No princípio, há uma madrugada suja: uma noite de álcool de
estudantes que acaba num pesadelo que vai perseguir os seus protagonistas
durante anos. Depois, há uma aldeia do interior alentejano que se vai
despovoando aos poucos, até restar apenas um avô (Tomás da Burra) e um neto.
Filipe, o neto, parte para o mundo sem esquecer a sua aldeia e tudo o que lá
aprendeu. As circunstâncias do seu trabalho levam-no a tropeçar num caso de
corrupção política. Ele enreda-se na trama, ao mesmo tempo que esta se confunde
com o seu passado esquecido. Intercaladamente, e através de várias vozes
narrativas, seguimos o destino dessa aldeia e em simultâneo o dos protagonistas
daquela madrugada suja e daquela intriga política. Até que, no final, dois dos
protagonistas da madrugada suja, Filipe e Eva, acabam por se reencontrar, numa
paixão, anos depois.
No fundo, a obra acaba por ser uma história romanceada dos
últimos 40 anos da vida pública portuguesa. Fala sobre os acasos da vida e a
corrupção política, do Alentejo da Reforma Agrária até hoje.
Miguel Sousa Tavares decanta no romance alguns dos seus
ódios de estimação ou dos seus cavalos de batalha: o pato-bravismo, os especuladores imobiliários, a corrupção em algum
poder autárquico.
Uma visão desencantada dos efeitos do Portugal pós-Europa:
“Um Portugal de aldeias mortas, de comerciantes falidos, de
agricultores sentados à berma das estradas construídas com os dinheiros da
Europa, vendo passar os grandes camiões TIR que traziam de Espanha e dessa
Europa as frutas e os legumes criados em estufas maiores do que quaisquer
hortas deles, em direcção aos centros comerciais onde, em breve, eles próprios
aprenderiam o novo e insípido sabor dos melões e das cebolas, dos reinventados
“frangos do campo”, ou dos porcos sem gordura nem pecado, embalados em vácuo. E
onde se resignavam a passear aos domingos, com filhos e noras e netos, tentando
não se perder no meio dessa turba deslizante, entre montras e restaurantes e
néons, num dédalo baptizado com nomes de avenidas e ruas, nomes de países ou
heróis da Pátria”.
"Madrugada Suja" é um livro envolvente. Tem
romance, tem história, tem crítica social e política:
"Todos estavam endividados, mas felizes: o Estado, as
autarquias, os cidadãos.

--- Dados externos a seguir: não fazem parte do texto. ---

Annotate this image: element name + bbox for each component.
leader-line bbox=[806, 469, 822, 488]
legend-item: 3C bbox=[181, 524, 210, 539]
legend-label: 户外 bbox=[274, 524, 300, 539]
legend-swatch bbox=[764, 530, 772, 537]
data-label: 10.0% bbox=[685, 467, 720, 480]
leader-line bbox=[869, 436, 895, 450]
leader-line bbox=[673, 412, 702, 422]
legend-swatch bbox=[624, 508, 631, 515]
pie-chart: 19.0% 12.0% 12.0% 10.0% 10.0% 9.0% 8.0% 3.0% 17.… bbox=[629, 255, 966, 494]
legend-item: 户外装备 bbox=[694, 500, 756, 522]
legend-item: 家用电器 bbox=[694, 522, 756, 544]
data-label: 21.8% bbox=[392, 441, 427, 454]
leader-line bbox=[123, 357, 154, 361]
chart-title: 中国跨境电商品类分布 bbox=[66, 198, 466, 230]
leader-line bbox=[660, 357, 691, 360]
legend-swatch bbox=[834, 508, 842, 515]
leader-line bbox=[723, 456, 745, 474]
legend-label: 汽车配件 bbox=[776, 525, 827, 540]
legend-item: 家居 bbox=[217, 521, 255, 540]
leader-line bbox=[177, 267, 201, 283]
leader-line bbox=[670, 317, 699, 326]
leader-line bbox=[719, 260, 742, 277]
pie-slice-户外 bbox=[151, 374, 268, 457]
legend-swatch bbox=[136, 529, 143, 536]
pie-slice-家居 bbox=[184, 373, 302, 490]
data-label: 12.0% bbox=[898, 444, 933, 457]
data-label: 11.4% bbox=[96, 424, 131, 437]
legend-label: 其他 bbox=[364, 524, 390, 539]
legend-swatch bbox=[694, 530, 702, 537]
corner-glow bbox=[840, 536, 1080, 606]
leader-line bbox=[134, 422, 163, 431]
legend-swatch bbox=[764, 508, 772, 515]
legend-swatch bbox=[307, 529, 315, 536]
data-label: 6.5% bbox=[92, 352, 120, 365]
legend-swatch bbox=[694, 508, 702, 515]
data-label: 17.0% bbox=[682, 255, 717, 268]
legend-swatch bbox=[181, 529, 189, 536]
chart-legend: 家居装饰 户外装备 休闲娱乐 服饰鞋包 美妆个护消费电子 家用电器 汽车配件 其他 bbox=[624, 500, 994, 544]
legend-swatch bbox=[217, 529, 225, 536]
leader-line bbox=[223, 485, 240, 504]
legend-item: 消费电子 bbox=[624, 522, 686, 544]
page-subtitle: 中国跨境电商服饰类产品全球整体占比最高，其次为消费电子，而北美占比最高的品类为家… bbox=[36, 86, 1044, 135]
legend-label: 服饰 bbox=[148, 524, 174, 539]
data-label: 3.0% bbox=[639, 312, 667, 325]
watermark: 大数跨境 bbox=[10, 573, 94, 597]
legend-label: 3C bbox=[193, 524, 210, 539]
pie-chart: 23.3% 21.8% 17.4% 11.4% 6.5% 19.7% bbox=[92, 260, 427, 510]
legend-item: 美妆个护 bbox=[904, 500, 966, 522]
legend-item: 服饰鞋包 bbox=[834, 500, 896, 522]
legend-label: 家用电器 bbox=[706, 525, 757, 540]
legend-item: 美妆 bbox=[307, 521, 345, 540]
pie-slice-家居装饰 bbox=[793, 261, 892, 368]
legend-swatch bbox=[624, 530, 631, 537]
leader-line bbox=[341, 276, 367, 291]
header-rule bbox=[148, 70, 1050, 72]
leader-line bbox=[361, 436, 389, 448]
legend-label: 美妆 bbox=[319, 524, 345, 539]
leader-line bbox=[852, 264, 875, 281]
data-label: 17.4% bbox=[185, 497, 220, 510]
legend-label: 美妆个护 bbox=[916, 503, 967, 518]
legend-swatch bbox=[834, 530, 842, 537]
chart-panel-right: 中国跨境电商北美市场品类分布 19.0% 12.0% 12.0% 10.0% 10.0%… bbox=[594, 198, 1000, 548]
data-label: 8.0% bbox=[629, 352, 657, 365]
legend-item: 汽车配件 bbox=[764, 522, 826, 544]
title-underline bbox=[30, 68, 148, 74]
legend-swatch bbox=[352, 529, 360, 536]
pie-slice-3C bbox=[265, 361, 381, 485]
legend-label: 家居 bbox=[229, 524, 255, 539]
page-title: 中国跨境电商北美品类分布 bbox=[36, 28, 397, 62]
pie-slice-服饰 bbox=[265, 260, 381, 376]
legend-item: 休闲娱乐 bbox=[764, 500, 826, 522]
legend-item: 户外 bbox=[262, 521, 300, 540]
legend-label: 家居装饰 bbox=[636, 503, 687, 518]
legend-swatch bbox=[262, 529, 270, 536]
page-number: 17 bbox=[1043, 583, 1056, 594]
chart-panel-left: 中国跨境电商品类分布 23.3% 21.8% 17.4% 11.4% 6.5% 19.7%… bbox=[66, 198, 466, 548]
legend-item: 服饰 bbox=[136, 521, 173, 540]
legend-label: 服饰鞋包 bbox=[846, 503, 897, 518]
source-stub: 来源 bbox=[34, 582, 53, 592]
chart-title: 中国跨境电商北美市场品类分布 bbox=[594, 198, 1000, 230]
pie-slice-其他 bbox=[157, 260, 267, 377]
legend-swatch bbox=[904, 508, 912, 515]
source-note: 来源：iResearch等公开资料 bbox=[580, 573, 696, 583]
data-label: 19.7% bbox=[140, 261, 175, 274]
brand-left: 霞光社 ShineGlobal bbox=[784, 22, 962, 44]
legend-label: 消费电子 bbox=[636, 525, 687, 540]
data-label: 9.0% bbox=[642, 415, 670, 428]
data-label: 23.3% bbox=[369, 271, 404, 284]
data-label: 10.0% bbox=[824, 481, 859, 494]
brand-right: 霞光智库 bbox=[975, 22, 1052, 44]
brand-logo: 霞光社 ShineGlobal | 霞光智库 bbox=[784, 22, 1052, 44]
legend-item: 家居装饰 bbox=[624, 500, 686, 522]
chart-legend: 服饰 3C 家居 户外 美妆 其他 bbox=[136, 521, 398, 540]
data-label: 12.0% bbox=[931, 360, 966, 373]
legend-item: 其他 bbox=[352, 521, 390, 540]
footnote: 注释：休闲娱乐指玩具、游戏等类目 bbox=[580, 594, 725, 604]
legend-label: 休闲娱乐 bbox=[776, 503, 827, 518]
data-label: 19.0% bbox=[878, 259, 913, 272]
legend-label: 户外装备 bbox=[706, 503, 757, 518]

Todos viviam em casa própria, mas que, de facto
pertencia ao banco que lhes emprestara dinheiro a 30 anos e também emprestara
para as férias no Brasil, Cuba, República Dominicana, mais o carro e os
brinquedos electrónicos dos filhos".
Uma obra sobre o Portugal dos nossos dias, com as suas
virtudes e os seus defeitos, as utopias e as desilusões, que importa ler e
reflectir.
Excelente!
350 páginas bem escritas, de leitura acessível e estimulante.